I also have learned that it pays to have multiple different instructors teaching you the same thing. Sometimes the way one instructor presents something leaves me totally bewildered, and the next one is like a beam of daylight shining through the darkness, on the exact same subject. 

I'm a pretty good writer, and good at writing tech documents. I already wrote and published one on using the easy-install of Citadel on rPi - so, I'm not opposed to contributing where I can. I'm a great technology evangelist. I was a regular content contributor for Tech Republic at one point, writing HowTo documents and the primary Verizon Android reviewer for them - but there was a shakeup at CBSi and... well, Jason Perlow of ZD-Net and Robert Scoble have both told me personally that I would get tech writing gigs if I just stopped posting my political opinions online. Not something I was willing to do. 

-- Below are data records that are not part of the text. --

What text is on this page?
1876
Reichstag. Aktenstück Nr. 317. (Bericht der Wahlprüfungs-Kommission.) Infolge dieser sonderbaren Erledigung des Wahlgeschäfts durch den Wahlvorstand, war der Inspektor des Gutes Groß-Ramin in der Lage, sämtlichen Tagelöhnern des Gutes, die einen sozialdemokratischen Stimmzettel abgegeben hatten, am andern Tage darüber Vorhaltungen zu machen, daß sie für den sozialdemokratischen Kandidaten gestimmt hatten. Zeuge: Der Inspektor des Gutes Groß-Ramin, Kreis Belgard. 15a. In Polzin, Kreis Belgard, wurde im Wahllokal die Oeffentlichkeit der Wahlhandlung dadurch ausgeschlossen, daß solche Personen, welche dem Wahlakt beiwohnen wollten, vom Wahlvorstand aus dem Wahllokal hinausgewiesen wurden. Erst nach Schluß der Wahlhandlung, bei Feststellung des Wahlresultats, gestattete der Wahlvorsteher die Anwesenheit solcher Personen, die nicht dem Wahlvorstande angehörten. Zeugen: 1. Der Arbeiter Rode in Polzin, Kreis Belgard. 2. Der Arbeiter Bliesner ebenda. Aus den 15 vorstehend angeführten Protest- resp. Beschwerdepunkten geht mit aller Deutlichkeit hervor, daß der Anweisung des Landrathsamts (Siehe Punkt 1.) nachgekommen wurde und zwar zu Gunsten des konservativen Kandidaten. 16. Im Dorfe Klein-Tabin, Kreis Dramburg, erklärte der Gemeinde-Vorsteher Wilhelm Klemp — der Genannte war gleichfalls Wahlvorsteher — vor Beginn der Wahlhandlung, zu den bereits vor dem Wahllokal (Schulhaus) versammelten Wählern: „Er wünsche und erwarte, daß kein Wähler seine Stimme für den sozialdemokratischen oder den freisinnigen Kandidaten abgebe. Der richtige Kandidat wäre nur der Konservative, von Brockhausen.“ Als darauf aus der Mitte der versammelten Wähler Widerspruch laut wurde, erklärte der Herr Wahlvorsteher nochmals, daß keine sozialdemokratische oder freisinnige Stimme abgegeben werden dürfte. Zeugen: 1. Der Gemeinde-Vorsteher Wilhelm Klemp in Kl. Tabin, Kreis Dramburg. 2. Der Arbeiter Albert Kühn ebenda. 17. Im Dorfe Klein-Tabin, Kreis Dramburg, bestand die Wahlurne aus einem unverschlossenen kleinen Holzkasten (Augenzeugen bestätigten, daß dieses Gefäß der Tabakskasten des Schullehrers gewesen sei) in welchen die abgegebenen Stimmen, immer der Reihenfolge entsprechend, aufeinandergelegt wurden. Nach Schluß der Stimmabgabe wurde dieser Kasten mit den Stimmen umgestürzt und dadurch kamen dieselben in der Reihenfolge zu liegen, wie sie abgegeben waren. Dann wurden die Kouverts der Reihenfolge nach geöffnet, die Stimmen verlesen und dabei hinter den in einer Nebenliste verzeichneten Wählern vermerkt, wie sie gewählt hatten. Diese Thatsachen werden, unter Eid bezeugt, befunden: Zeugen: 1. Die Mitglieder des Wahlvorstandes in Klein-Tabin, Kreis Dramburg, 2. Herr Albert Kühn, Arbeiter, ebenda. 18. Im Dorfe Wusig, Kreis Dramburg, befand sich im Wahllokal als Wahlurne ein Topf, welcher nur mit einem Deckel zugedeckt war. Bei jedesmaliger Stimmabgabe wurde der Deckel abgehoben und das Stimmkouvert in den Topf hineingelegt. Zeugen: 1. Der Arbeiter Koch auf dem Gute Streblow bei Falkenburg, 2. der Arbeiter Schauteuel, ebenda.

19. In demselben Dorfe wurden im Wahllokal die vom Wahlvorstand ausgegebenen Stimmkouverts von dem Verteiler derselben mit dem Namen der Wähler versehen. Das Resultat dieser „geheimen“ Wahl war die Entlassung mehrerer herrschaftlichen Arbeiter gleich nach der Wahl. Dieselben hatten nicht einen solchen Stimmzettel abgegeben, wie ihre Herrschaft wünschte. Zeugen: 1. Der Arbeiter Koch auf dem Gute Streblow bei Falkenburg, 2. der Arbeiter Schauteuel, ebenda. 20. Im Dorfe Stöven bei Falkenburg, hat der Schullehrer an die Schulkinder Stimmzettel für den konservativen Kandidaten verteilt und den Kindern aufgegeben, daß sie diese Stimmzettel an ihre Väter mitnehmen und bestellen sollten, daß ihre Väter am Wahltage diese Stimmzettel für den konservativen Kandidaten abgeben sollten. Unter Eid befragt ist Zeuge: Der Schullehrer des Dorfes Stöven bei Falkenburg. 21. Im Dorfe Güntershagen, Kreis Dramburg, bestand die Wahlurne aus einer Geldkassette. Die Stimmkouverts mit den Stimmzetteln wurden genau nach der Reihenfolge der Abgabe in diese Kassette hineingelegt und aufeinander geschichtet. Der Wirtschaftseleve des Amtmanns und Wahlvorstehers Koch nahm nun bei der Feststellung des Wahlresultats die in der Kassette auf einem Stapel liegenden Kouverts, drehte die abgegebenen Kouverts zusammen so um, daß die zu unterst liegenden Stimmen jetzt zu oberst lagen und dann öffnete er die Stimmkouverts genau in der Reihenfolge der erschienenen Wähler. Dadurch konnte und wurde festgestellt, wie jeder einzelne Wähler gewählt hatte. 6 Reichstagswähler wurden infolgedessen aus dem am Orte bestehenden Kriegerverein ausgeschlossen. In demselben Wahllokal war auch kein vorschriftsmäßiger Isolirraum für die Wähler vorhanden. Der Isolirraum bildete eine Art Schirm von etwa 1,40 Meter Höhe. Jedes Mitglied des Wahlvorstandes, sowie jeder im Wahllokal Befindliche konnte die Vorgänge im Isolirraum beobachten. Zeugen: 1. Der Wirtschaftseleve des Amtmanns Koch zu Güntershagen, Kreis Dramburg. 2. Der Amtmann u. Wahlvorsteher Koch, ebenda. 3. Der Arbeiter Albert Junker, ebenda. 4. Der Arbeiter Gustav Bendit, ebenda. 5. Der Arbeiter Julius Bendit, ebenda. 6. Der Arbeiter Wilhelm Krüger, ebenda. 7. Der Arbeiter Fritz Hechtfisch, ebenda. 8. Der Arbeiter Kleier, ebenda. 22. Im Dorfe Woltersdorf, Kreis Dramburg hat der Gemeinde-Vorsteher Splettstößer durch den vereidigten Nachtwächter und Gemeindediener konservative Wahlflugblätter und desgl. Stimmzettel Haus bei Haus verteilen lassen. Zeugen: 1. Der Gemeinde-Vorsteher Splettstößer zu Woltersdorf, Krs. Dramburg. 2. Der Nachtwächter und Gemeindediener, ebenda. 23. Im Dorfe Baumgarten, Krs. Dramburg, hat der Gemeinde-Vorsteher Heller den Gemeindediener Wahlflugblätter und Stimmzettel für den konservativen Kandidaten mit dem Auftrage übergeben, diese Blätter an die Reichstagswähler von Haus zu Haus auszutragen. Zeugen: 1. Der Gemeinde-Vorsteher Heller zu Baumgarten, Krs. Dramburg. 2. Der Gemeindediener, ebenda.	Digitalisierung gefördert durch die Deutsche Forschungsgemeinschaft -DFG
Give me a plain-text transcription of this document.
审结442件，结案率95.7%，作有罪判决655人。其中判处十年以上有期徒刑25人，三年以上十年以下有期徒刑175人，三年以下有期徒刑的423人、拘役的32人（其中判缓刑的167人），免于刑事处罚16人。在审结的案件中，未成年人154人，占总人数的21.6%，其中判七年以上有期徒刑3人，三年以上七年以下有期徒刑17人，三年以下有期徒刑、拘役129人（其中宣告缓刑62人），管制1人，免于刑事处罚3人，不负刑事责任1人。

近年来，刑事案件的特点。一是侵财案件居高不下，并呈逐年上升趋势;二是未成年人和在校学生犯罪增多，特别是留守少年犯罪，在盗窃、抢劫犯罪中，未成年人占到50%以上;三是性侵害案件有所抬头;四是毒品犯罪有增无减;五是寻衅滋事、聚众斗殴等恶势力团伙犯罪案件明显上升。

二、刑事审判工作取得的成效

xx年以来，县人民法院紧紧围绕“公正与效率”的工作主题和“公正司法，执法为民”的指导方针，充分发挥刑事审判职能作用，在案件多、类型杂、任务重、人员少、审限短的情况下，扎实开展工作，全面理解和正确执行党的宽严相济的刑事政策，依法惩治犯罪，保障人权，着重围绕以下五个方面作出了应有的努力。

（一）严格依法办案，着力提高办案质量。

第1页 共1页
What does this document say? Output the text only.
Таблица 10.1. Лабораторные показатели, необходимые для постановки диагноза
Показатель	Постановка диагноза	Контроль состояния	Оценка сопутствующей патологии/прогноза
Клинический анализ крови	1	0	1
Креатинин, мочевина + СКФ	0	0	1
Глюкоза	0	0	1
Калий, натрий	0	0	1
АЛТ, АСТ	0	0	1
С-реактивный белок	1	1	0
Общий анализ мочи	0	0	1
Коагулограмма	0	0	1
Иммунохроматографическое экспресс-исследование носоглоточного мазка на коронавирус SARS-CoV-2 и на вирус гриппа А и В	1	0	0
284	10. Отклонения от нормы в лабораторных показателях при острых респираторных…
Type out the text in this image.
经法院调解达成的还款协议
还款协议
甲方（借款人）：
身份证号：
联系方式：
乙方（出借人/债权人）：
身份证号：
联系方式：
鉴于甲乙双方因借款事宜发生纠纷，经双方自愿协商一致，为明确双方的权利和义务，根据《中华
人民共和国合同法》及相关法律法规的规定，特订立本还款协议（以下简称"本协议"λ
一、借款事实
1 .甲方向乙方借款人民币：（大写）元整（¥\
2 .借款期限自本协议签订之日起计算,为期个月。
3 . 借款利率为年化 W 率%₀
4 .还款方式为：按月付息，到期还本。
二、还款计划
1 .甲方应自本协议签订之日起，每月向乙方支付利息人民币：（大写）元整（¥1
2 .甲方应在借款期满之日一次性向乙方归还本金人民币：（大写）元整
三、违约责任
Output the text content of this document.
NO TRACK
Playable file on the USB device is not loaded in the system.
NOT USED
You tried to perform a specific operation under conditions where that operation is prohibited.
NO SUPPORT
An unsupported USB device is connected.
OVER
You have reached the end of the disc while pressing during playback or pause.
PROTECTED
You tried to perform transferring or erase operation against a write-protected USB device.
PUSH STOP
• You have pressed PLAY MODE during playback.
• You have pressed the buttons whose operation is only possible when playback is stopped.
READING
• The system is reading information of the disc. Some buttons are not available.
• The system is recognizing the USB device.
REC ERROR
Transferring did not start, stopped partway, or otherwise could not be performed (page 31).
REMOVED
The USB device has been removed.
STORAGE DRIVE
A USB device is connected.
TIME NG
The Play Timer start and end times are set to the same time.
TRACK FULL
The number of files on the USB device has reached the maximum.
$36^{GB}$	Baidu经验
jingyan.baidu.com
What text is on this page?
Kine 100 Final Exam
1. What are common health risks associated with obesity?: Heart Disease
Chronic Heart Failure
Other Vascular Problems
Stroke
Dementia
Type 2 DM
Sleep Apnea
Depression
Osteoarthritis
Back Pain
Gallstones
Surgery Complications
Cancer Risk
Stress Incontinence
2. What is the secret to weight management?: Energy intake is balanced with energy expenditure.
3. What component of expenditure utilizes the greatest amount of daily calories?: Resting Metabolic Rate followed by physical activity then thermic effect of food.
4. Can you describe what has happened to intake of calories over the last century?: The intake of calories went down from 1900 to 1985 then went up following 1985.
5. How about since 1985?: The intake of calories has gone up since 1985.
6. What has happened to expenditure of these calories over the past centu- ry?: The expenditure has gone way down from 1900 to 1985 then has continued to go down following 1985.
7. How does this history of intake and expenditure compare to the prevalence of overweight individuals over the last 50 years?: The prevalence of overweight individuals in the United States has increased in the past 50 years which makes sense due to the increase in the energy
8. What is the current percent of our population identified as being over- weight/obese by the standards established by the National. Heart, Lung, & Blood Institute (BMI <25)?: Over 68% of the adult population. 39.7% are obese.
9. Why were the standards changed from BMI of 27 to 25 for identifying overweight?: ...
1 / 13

But really, as something of a technology evangelist, I think I see a lot of potential for Citadel to fit a niche for "side-nets" and grow that niche to a significant share of the market - and I think it is something more and more people are becoming receptive to - as they become increasingly alienated from the mainstream social media sites. Citadel was *never* an echo-chamber - but I feel like the alternatives to Twitter and Facebook - places like Gab and Parley - are just mirror echo chambers for the opposition. People want community where they're exposed to competing ideas, not echo chambers where all they hear are things that reinforce what they already believe is true. I think Citadel can be that thing - or at least the fuse that lights it.